The current outbreak of Ebola in Central Africa is the largest the world has ever seen. As of mid-August 2014, the death toll is nearing 1000 and the disease has spread more rapidly and widely through African nations than any previous outbreak. The disease has several strains which have fatality rates of between 50-90%. Yet the virus is fragile and is killed by disinfectants and even soaps – so why is it so deadly? The answer partially lies in the virus’s ability to evade the human immune system.

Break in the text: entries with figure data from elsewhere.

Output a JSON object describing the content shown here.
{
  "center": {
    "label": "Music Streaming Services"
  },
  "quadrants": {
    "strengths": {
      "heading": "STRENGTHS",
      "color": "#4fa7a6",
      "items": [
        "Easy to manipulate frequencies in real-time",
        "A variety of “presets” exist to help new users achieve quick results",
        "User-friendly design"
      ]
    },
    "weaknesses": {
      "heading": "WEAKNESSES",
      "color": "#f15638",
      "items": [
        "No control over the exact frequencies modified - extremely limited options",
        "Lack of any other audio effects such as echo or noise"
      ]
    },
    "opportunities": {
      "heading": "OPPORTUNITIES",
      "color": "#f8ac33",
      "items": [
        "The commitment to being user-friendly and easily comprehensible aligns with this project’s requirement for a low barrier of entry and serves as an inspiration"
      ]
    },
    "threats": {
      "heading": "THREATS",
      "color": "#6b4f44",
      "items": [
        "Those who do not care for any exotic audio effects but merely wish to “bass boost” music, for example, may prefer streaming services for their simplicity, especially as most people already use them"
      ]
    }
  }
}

An example of the virus causing problems for human immunity is its ability to block the actions of interferons, chemical messengers which can block viral replication, thereby slowing or preventing them from infecting body cells. In the presence of interferons, transcription factors called STAT1 and 2 are usually transported to the cell nucleus to regulate transcription of antiviral proteins. But the Ebola virus produces a protein called VP24, which competes with the carrier proteins which the STAT proteins bind to. The STAT proteins are not transported to the nucleus, and essential virus-fighting proteins are not produced.
VP35, another protein produced by the Ebola virus, competes with interferons to bind to RIG-1, a sensor which alerts the rest of the cell that a virus is present in the body. By binding with RIG-1, VP35 stops interferons from signalling cells to produce more antiviral products. In these and many other ways, the Ebola virus prevents the body’s normal immune response, causing serious illness and death in a significant proportion of the humans it infects.
Development of drugs to combat Ebola is difficult because it is a viral disease which has originated from an animal, believed to be fruit bats. Experimental drug ZMapp – a serum of monoclonal antibodies harvested from mice infected with the virus – has shown promising results. However, developing treatments or vaccines for Ebola is not financially viable for drug companies; the disease is confined to the developing world and the vast majority of its sufferers do not have the means to pay for treatment. It is likely to be governments that will pick up the bill for the cost of developing and distributing new drugs, which could have the potential to stop this deadly disease in its tracks.